North Korea on Saturday criticized a map on the Tokyo Olympic and Paralympic organizing committee's website that shows a group of islands controlled by South Korea as part of Japan.

Japan regards the islets in the Sea of Japan as part of its Shimane Prefecture, but the South has had effective control of them since the 1950s, claiming them as its own.
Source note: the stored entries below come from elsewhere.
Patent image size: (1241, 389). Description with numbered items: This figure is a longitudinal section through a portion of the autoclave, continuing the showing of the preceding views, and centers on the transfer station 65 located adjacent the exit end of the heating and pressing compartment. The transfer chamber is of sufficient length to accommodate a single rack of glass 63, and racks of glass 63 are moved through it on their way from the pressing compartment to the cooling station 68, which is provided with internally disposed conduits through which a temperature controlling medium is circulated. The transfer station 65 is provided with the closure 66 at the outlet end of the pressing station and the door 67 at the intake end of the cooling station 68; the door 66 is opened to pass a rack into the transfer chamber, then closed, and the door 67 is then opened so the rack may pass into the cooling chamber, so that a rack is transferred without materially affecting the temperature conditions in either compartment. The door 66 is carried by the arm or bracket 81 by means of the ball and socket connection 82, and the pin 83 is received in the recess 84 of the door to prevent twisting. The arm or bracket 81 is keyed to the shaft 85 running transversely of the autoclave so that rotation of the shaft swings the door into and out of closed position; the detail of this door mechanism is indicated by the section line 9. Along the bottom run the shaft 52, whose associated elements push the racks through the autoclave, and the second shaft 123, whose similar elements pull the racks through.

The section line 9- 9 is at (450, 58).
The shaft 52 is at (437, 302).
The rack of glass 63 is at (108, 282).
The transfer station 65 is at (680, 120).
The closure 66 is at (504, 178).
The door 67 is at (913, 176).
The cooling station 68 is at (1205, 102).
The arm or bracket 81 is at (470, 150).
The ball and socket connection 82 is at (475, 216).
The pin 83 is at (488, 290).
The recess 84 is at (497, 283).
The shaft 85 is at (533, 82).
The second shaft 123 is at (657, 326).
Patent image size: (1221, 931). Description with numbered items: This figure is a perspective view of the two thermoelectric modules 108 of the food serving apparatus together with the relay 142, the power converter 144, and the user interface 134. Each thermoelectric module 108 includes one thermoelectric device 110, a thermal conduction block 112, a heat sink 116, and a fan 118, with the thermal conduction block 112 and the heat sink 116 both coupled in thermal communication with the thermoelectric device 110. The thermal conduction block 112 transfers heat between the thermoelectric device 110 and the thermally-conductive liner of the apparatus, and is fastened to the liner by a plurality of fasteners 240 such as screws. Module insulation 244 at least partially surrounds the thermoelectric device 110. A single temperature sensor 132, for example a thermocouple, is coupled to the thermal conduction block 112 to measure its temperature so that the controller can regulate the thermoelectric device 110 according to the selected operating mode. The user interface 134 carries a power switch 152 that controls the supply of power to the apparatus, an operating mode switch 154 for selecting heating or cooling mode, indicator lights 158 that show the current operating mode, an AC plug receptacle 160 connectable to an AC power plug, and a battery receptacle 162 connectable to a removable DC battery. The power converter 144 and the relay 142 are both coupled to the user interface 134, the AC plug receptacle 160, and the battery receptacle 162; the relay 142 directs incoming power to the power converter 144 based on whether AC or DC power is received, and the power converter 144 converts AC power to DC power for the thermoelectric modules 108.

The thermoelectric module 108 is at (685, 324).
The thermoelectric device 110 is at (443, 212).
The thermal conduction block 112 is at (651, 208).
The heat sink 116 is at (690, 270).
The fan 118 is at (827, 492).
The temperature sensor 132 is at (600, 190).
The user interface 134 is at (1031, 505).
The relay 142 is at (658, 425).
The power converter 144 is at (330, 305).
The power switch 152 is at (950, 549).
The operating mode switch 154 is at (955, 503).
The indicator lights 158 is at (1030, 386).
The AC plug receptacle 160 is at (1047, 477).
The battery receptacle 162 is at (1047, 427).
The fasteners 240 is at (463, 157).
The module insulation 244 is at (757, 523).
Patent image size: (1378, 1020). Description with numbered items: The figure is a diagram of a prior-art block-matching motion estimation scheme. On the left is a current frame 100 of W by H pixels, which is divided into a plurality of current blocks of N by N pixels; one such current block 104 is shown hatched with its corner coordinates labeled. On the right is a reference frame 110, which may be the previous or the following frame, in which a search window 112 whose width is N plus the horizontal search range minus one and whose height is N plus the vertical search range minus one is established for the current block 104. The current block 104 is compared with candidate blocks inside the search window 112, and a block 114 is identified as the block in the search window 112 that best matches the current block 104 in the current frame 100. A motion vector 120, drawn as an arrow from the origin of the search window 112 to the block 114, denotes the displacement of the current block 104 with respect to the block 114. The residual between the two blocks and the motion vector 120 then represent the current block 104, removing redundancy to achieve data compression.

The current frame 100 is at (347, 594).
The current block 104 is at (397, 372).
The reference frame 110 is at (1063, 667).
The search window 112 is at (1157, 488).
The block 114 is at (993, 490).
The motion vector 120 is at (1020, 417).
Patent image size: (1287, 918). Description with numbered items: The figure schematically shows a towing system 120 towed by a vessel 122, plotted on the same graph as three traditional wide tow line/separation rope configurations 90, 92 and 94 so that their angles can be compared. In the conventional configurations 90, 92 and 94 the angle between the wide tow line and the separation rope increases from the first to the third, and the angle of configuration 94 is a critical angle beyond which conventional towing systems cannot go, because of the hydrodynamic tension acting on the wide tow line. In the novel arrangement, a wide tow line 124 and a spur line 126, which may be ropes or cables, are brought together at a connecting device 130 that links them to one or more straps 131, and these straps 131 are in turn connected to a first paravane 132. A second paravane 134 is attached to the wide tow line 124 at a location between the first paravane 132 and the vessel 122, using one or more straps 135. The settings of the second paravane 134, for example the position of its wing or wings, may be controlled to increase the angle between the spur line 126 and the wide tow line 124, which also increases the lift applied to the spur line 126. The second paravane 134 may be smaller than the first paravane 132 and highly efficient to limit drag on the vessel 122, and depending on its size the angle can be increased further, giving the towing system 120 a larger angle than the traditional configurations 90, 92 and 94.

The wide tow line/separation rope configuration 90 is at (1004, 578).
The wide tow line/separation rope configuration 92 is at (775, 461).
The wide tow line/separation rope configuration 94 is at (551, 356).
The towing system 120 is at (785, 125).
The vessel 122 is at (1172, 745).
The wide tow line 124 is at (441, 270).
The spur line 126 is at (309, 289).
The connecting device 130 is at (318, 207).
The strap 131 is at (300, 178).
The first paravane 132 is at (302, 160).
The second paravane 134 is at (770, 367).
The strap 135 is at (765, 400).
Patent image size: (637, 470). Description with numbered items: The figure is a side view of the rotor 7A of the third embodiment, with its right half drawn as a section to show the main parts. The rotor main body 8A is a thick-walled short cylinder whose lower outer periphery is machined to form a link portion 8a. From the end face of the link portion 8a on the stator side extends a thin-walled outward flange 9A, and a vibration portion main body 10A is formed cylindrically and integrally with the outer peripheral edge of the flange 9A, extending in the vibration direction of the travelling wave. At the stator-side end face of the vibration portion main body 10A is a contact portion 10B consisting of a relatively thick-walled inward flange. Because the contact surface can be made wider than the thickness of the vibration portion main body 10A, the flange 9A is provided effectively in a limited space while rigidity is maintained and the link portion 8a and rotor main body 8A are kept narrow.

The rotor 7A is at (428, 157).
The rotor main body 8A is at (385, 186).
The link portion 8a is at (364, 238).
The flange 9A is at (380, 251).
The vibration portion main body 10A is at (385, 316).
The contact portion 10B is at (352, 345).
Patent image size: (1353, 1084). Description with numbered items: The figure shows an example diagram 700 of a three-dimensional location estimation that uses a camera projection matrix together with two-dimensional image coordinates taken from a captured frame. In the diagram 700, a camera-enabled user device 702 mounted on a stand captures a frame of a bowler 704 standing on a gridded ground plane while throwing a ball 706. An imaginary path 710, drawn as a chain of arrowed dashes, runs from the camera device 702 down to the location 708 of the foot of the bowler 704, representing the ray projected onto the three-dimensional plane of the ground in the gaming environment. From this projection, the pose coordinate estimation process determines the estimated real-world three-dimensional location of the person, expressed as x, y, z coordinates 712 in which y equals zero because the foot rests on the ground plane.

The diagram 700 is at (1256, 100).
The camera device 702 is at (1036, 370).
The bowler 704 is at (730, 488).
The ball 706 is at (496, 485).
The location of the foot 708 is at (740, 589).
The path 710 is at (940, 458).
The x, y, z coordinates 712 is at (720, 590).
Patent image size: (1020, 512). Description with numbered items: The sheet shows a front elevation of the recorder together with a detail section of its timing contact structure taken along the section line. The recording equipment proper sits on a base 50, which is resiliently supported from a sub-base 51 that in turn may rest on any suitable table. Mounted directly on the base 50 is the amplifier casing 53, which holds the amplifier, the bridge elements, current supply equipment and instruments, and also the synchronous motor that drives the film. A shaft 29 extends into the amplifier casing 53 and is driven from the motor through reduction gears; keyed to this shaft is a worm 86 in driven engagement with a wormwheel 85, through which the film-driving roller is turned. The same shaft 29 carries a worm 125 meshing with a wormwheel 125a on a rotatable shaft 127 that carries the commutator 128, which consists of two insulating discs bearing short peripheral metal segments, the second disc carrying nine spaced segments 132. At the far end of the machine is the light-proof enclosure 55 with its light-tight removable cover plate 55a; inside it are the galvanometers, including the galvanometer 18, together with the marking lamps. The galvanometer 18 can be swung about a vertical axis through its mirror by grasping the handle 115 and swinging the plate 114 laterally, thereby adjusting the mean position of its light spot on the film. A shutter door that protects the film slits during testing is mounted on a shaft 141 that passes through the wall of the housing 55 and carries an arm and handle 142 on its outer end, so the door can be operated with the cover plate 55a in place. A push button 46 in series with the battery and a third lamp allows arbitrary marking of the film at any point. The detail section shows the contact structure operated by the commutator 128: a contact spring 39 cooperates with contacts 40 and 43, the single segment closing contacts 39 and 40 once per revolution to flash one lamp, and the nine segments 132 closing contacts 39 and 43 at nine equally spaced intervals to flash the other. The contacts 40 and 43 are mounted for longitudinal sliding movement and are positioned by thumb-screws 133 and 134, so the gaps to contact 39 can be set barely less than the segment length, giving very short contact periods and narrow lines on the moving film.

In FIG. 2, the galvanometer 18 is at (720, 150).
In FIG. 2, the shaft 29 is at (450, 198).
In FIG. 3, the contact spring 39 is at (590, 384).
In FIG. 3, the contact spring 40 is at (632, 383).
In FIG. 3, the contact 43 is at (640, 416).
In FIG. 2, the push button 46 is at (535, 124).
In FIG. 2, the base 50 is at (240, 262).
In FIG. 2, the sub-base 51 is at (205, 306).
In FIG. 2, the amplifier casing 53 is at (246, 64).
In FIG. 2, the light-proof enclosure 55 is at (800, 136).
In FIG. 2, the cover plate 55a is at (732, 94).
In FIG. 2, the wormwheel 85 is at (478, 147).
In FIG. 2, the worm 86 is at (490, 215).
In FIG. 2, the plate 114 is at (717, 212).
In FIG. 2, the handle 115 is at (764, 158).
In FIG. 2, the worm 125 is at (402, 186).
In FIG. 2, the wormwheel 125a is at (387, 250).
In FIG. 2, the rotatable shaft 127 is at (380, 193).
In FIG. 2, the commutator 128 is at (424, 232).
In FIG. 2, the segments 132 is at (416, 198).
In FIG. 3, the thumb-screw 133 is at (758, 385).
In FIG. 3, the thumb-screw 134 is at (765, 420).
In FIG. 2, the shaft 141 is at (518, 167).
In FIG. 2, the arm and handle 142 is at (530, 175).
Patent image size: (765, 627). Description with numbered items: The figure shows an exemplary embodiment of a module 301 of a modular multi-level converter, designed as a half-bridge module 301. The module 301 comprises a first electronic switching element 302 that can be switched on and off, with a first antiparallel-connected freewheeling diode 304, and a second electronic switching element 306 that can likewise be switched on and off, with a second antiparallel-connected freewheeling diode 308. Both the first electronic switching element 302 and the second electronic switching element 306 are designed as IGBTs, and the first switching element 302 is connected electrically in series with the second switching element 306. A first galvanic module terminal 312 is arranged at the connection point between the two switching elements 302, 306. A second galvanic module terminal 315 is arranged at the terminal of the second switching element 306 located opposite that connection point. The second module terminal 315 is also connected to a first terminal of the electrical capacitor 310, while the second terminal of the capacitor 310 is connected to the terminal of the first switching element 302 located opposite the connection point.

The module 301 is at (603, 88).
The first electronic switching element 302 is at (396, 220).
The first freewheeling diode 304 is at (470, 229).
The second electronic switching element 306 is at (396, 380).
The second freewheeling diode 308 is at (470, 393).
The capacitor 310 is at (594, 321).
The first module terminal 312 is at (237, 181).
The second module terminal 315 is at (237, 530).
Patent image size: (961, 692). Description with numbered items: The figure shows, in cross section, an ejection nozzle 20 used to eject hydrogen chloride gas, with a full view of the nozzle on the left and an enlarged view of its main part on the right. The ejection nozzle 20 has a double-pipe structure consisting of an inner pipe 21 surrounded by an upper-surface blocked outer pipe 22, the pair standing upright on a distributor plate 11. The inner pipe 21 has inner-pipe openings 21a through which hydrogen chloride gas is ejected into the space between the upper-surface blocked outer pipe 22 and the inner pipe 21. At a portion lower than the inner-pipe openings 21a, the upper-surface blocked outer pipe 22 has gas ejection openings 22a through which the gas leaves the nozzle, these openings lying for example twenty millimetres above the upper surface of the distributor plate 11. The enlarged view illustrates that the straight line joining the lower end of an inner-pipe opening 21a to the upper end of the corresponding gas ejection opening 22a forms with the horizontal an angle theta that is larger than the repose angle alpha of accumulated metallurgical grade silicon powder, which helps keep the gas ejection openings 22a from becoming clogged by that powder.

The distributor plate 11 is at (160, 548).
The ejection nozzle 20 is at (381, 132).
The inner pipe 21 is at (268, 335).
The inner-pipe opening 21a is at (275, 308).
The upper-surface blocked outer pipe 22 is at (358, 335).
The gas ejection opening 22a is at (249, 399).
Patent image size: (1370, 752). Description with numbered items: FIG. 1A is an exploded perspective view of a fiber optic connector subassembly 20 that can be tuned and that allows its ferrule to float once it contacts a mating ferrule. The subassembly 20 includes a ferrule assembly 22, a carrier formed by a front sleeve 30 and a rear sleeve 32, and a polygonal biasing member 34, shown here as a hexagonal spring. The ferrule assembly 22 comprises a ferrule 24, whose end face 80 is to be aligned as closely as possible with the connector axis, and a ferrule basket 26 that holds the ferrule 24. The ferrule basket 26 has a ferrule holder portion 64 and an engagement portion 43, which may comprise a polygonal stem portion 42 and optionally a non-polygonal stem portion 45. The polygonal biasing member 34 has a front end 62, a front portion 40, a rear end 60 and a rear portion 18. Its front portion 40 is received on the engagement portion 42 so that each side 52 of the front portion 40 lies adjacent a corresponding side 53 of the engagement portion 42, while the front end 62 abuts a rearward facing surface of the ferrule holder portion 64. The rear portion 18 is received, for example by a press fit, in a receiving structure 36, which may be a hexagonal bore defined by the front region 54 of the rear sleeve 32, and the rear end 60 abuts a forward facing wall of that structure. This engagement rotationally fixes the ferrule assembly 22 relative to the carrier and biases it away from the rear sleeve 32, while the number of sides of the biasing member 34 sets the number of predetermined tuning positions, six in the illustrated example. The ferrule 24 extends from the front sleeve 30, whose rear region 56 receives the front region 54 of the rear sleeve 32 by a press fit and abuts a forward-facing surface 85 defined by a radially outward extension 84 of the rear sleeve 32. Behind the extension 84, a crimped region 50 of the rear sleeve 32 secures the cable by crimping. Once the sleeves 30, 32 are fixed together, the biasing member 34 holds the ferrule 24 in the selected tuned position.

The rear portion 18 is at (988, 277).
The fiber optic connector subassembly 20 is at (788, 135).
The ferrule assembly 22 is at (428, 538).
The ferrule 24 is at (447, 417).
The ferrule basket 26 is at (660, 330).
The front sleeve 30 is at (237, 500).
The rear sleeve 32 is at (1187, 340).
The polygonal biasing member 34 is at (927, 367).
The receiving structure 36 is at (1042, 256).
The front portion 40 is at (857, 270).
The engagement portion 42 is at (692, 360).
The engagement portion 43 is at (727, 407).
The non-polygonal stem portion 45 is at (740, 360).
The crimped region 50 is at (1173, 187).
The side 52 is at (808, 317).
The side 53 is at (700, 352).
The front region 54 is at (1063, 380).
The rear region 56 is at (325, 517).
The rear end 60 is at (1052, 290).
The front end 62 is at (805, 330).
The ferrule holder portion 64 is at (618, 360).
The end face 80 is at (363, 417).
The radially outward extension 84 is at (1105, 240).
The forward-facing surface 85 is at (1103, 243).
The islands are called Takeshima in Japan and Dokdo in South Korea.

Photo taken in April 2005 shows one of the South Korea-controlled Dokdo islets, known as Takeshima in Japan. (Getty/Kyodo)

In a statement carried by the state-run Korean Central News Agency, a spokesman for North Korea's Olympic Committee said the marking on the map was aimed at realizing Japan's "territorial ambition" and "intolerable provocation violating the sovereignty of the Korean nation."

The statement referred to the outcroppings as the "Tok Island" in English.

North Korea urged Japan to correct the map, which shows the route of the Tokyo 2020 Olympic torch relay. In April, Pyongyang pledged not to send the country's team to this summer's Olympics, scheduled to start next Friday amid the novel coronavirus pandemic.

South Korea has also called on Japan to correct the map, but Tokyo, which views the islets as an inherent part of its territory, has indicated it will not respond to Seoul's protest over the map.